The NNSA agreed to two of the three recommendations. It was the first one it disagreed with.
In its response, NNSA said, “Given changes to the CMRR-NF execution strategy resulting from the FY2013 budget request, it would not be prudent to spend project money to update the project’s schedule when construction of the facility is deferred for at least five years. Near-term design efforts with focus on closing out the current design, any future efforts will require updated cost and schedule estimates.”
As far as the second recommendation, NNSA agreed in principle to it.
“The NNSA is conducting additional analysis to determine the most effective way to provide analytical chemistry, materials characterization and storage capabilities originally slated for the CMRR-NF through the use of existing infrastructure,” the report read.
And with the third recommendation, NNSA said in the report it would continue to interface with Congress regarding its plutonium strategy.
In the report, GAO reviewed the NNSA’s April 2010 cost and schedule estimates for CMRR found that the estimates were generally well prepared, but important weaknesses remained.
“For example, a high-quality schedule requires a schedule risk analysis that incorporates known risks to predict the level of confidence in meeting a project’s completion date and the amount of contingency time needed to cover unexpected delays,” the report states. “CMRR project officials identified hundreds of risks to the project, but GAO found that these risks were not used in preparing a schedule risk analysis. As a result of these weaknesses, NNSA cannot be fully confident, once it decides to resume the CMRR project, that the project will be completed on time and within estimated costs.”

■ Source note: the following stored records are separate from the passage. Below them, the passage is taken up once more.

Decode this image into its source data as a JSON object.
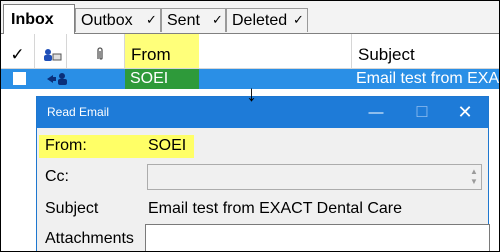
{
  "tabs": [
    {
      "label": "Inbox",
      "checked": false
    },
    {
      "label": "Outbox",
      "checked": true
    },
    {
      "label": "Sent",
      "checked": true
    },
    {
      "label": "Deleted",
      "checked": true
    }
  ],
  "tab_check_glyph": "✓",
  "columns": {
    "check": "✓",
    "from": "From",
    "subject": "Subject"
  },
  "message_row": {
    "from": "SOEI",
    "subject": "Email test from EXA"
  },
  "highlight_color": "#ffff66",
  "selection_color": "#2a8fe6",
  "dialog": {
    "title": "Read Email",
    "minimize": "—",
    "maximize": "☐",
    "close": "✕",
    "fields": {
      "from_label": "From:",
      "from_value": "SOEI",
      "cc_label": "Cc:",
      "cc_value": "",
      "subject_label": "Subject",
      "subject_value": "Email test from EXACT Dental Care",
      "attachments_label": "Attachments"
    }
  },
  "arrow_glyph": "↓"
}
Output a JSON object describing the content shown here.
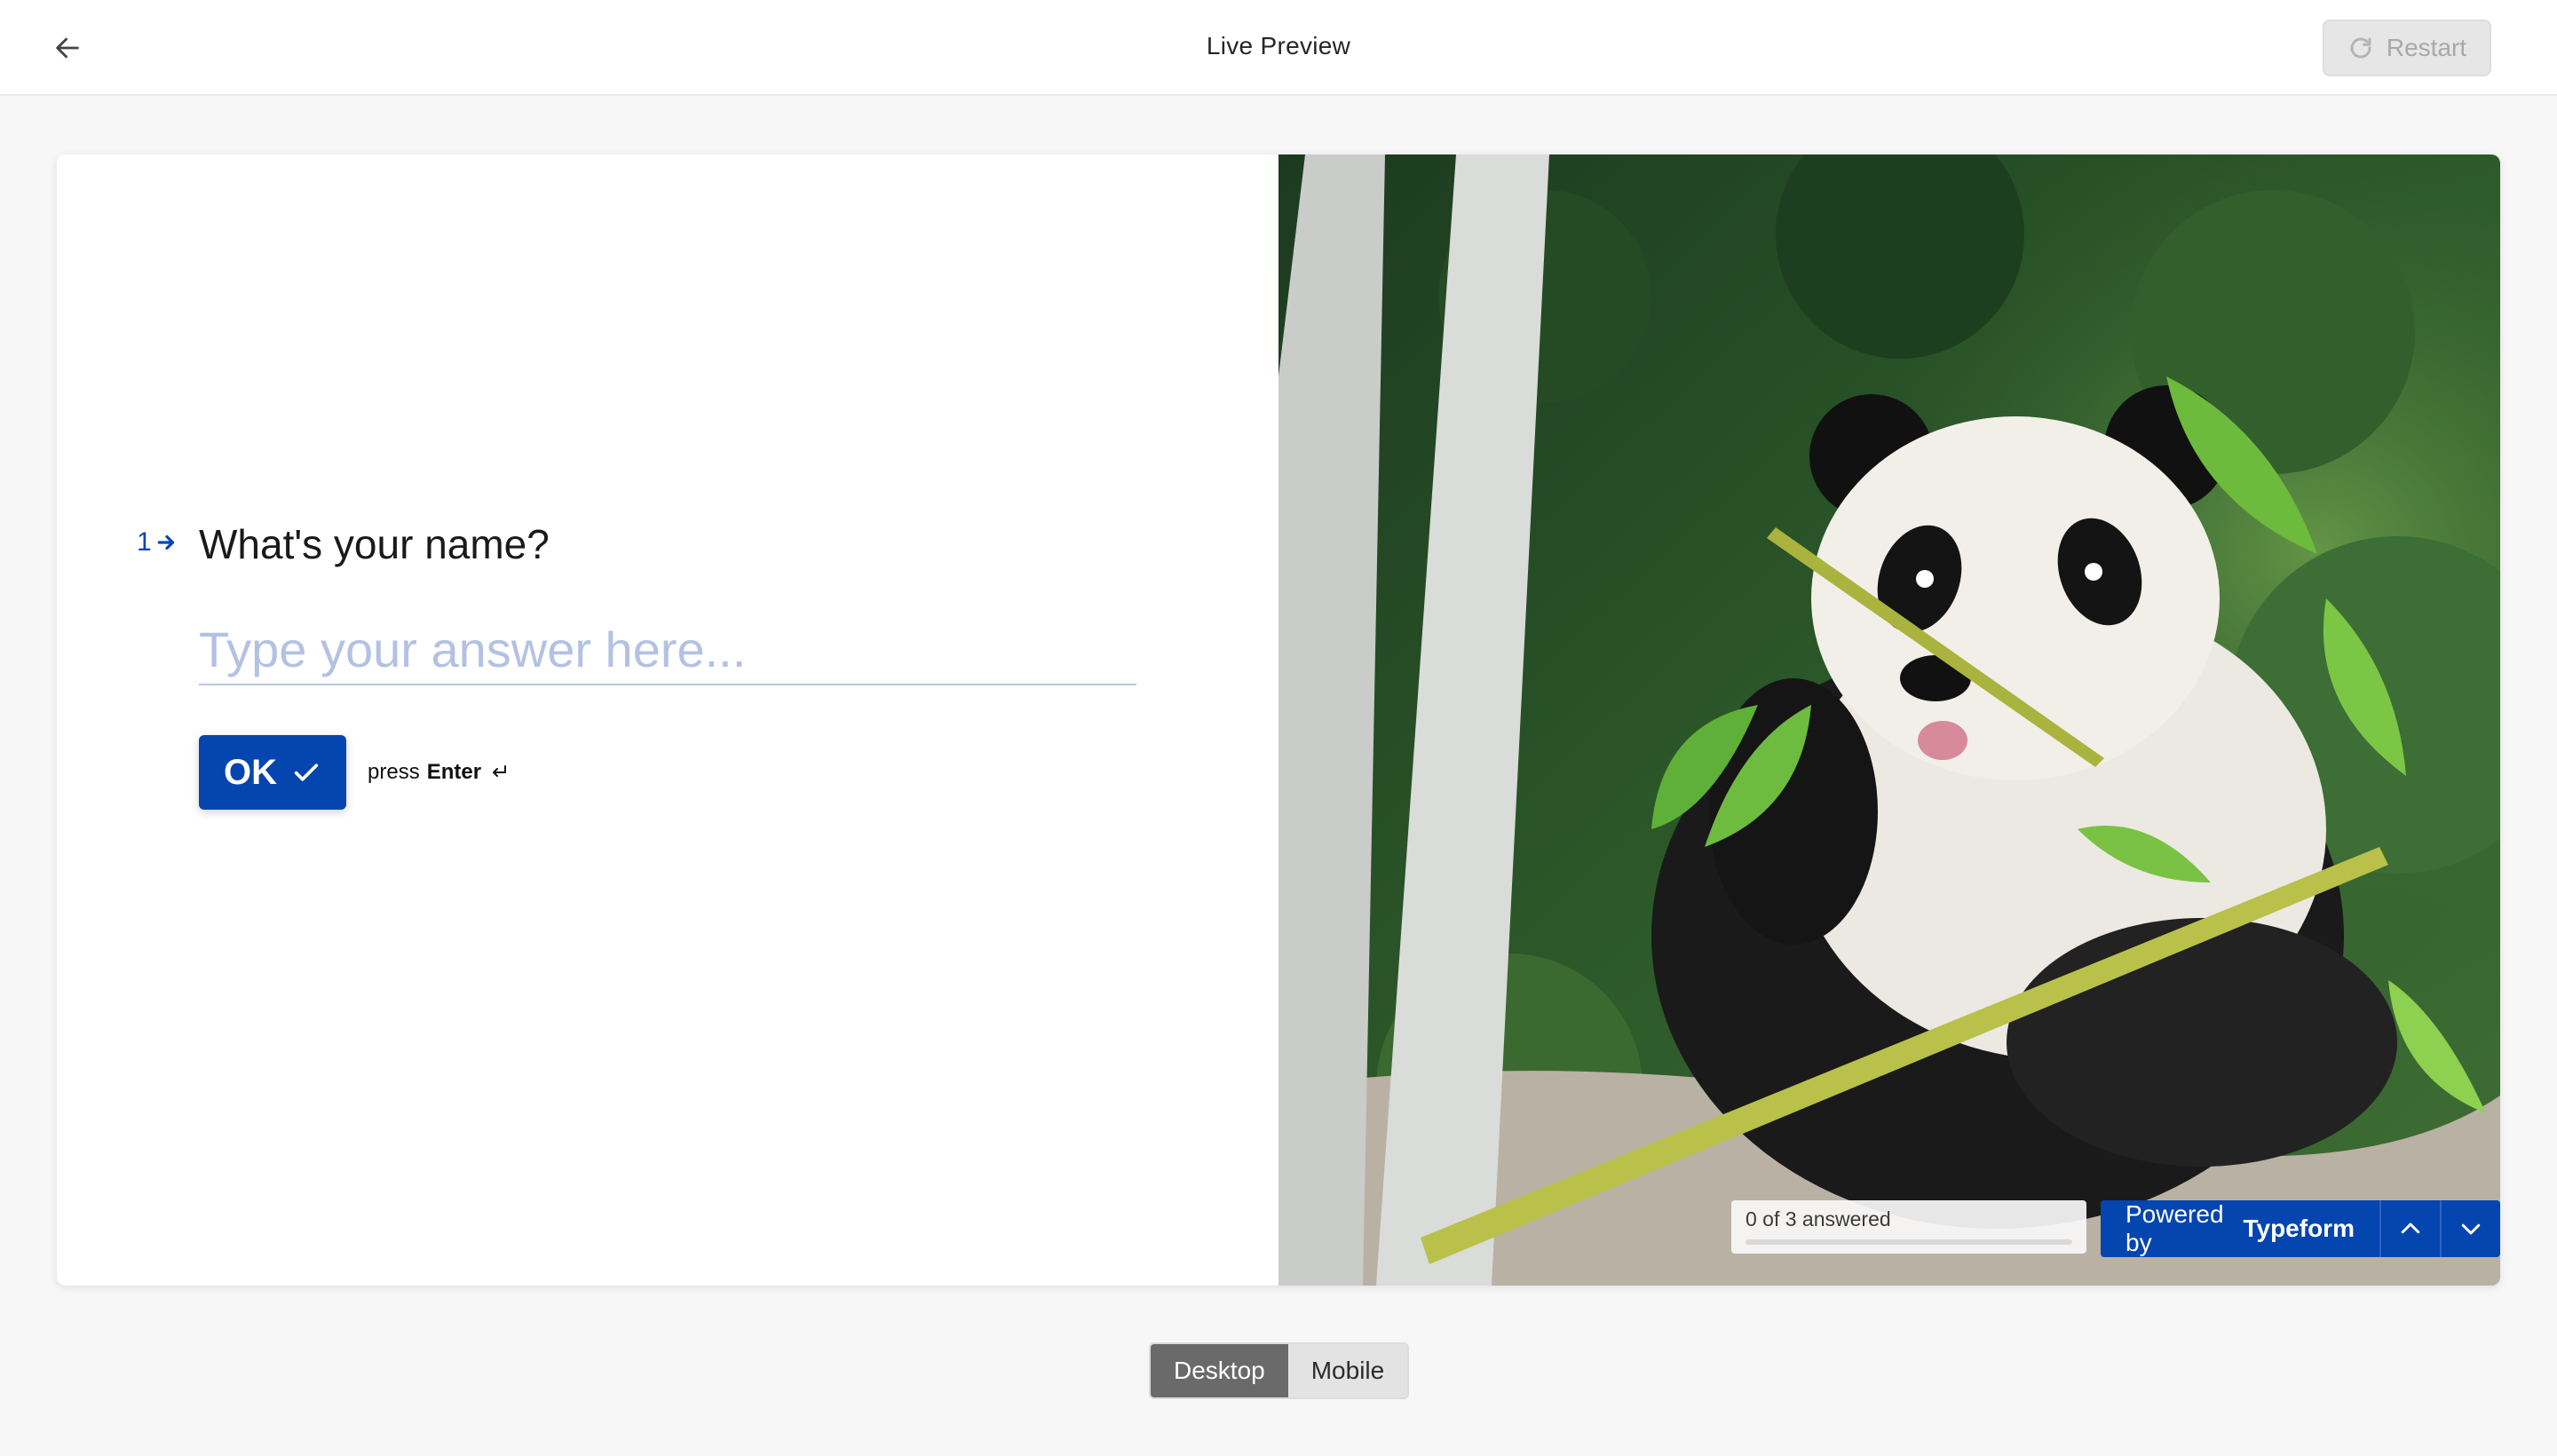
{
  "topbar": {
    "title": "Live Preview",
    "restart_label": "Restart"
  },
  "form": {
    "question_number": "1",
    "question_title": "What's your name?",
    "answer_placeholder": "Type your answer here...",
    "answer_value": "",
    "ok_label": "OK",
    "press_label": "press",
    "enter_label": "Enter"
  },
  "footer_nav": {
    "progress_text": "0 of 3 answered",
    "answered": 0,
    "total": 3,
    "powered_prefix": "Powered by",
    "powered_brand": "Typeform"
  },
  "view_toggle": {
    "desktop_label": "Desktop",
    "mobile_label": "Mobile",
    "selected": "Desktop"
  },
  "colors": {
    "accent": "#0445af",
    "placeholder": "#b3c2e3",
    "toggle_active": "#6a6a6a"
  },
  "icons": {
    "back": "arrow-left-icon",
    "restart": "refresh-icon",
    "question_arrow": "arrow-right-icon",
    "ok_check": "checkmark-icon",
    "enter": "enter-return-icon",
    "nav_up": "chevron-up-icon",
    "nav_down": "chevron-down-icon"
  }
}
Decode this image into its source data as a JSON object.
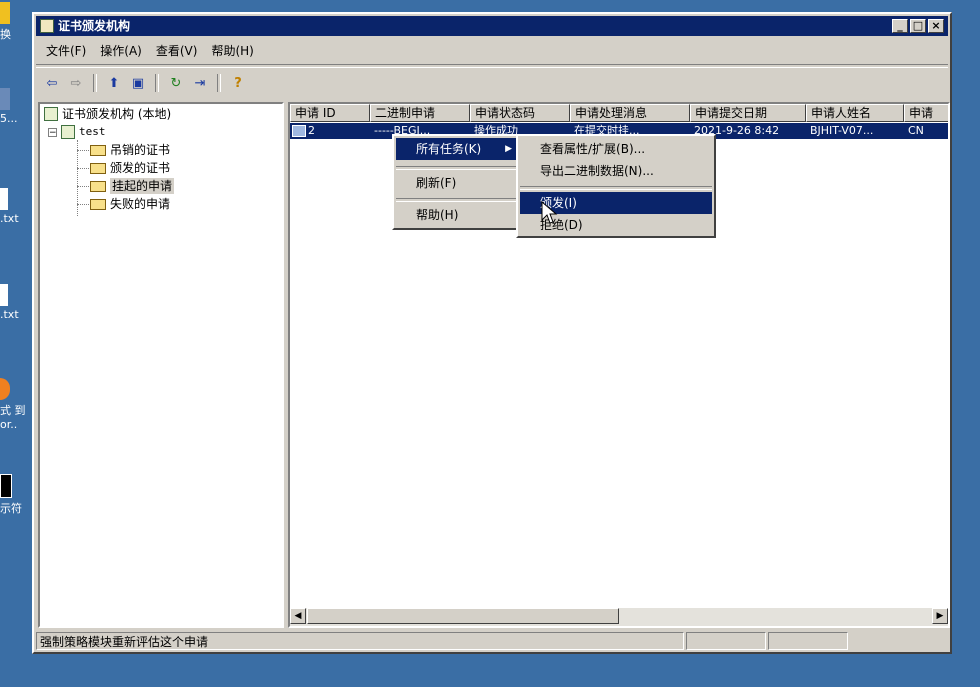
{
  "desktop": {
    "icons": [
      {
        "label": "换",
        "color": "#f0c020"
      },
      {
        "label": "5...",
        "color": "#6a8ab8"
      },
      {
        "label": ".txt",
        "color": "#ffffff"
      },
      {
        "label": ".txt",
        "color": "#ffffff"
      },
      {
        "label": "式 到",
        "sub": "or..",
        "color": "#f08020"
      },
      {
        "label": "示符",
        "color": "#000000"
      }
    ]
  },
  "window": {
    "title": "证书颁发机构",
    "controls": {
      "minimize": "_",
      "maximize": "□",
      "close": "×"
    }
  },
  "menubar": {
    "items": [
      "文件(F)",
      "操作(A)",
      "查看(V)",
      "帮助(H)"
    ]
  },
  "toolbar": {
    "buttons": [
      {
        "icon": "back-icon",
        "glyph": "⇦"
      },
      {
        "icon": "forward-icon",
        "glyph": "⇨"
      },
      {
        "icon": "up-icon",
        "glyph": "⬆"
      },
      {
        "icon": "show-tree-icon",
        "glyph": "▣"
      },
      {
        "icon": "refresh-icon",
        "glyph": "↻"
      },
      {
        "icon": "export-icon",
        "glyph": "⇥"
      },
      {
        "icon": "help-icon",
        "glyph": "?"
      }
    ]
  },
  "tree": {
    "root": "证书颁发机构 (本地)",
    "ca": "test",
    "expander": "−",
    "children": [
      "吊销的证书",
      "颁发的证书",
      "挂起的申请",
      "失败的申请"
    ],
    "selected_index": 2
  },
  "list": {
    "columns": [
      "申请 ID",
      "二进制申请",
      "申请状态码",
      "申请处理消息",
      "申请提交日期",
      "申请人姓名",
      "申请"
    ],
    "rows": [
      [
        "2",
        "-----BEGI...",
        "操作成功",
        "在提交时挂...",
        "2021-9-26 8:42",
        "BJHIT-V07...",
        "CN"
      ]
    ]
  },
  "context_menu": {
    "items": [
      "所有任务(K)",
      "刷新(F)",
      "帮助(H)"
    ]
  },
  "submenu": {
    "items": [
      "查看属性/扩展(B)...",
      "导出二进制数据(N)...",
      "颁发(I)",
      "拒绝(D)"
    ],
    "highlighted": "颁发(I)"
  },
  "status": {
    "text": "强制策略模块重新评估这个申请",
    "fields": [
      "",
      ""
    ]
  }
}
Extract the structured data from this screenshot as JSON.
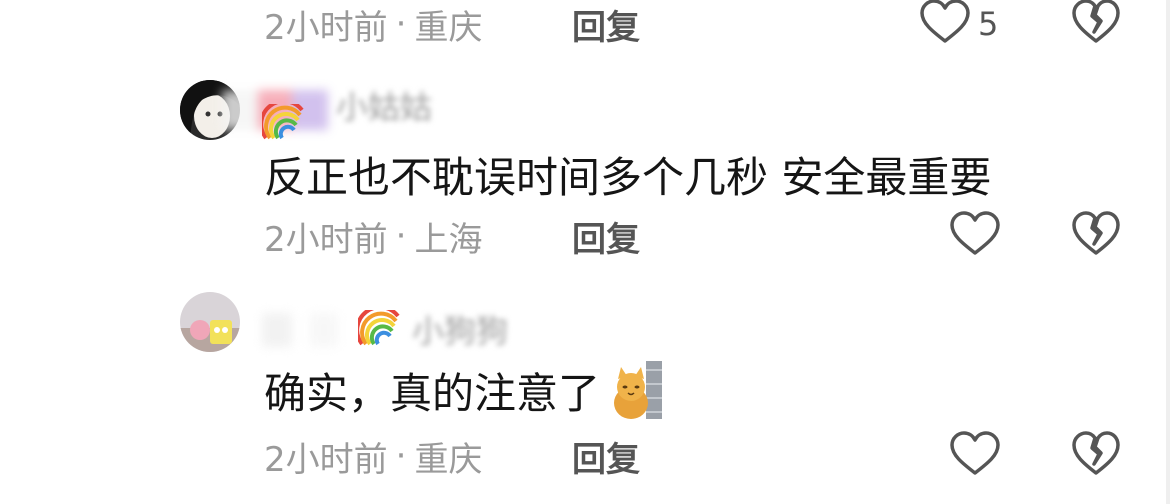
{
  "comments": [
    {
      "time": "2小时前",
      "separator": "·",
      "location": "重庆",
      "reply_label": "回复",
      "like_count": "5"
    },
    {
      "username": "小姑姑",
      "text": "反正也不耽误时间多个几秒 安全最重要",
      "time": "2小时前",
      "separator": "·",
      "location": "上海",
      "reply_label": "回复"
    },
    {
      "username": "小狗狗",
      "text": "确实，真的注意了",
      "time": "2小时前",
      "separator": "·",
      "location": "重庆",
      "reply_label": "回复"
    }
  ],
  "icons": {
    "like": "heart-outline-icon",
    "dislike": "broken-heart-icon",
    "emoji": "cat-emoji-icon",
    "badge": "rainbow-icon"
  },
  "colors": {
    "meta_text": "#9a9a9a",
    "reply_text": "#555555",
    "comment_text": "#151515"
  }
}
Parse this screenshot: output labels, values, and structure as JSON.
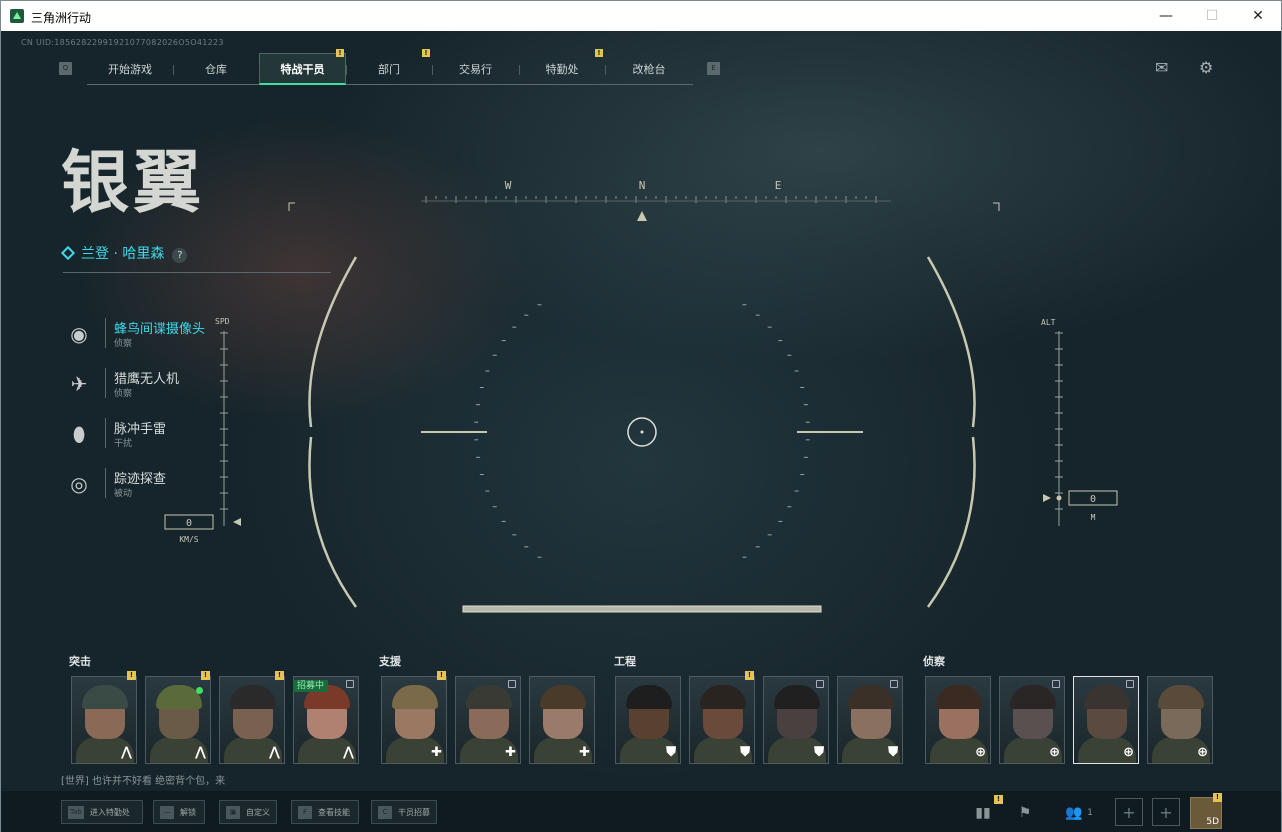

According to the report, NNSA considered several options to preserve its plutonium-related research capabilities in its decision to build CMRR at Los Alamos.
NNSA assessed three different sizes for a new facility — 22,500, 31,500 and 40,500 square feet. In 2004, NNSA chose the smallest option. NNSA officials stated that cost was the primary driver of the decision, but that building a smaller facility would result in trade-offs, including the elimination of contingency space.
In the end, NNSA decided to build a minimally sized CMRR facility at Los Alamos with a broad suite of capabilities to meet nuclear weapons stockpile needs over the long-term. These capabilities would also be used to support plutonium-related research needs of other departmental missions.
NNSA’s plans to construct CMRR focused on meeting nuclear weapons stockpile requirements, but CMRR may not meet all stockpile and other plutonium-related research needs. NNSA analyzed data on past workload and the expected need for new weapon components to help ensure CMRR’s design included the necessary plutonium-related research capabilities for maintaining the safety and reliability of the nuclear stockpile. However, some plutonium research, storage and environmental testing capabilities that exist at Lawrence Livermore National Laboratory may no longer be available after NNSA consolidates plutonium-related research at Los Alamos.
Furthermore, the report stated, NNSA conducts important plutonium-related research in other areas such as homeland security and nuclear nonproliferation, but it has not comprehensively analyzed plutonium research and storage needs of these other programs outside of its nuclear weapons stockpile work and therefore cannot be sure that the CMRR plans will effectively accommodate these needs. As a result, expansion of CMRR or construction of more plutonium research and storage facilities at Los Alamos or elsewhere may be needed in the future, potentially further adding to costs.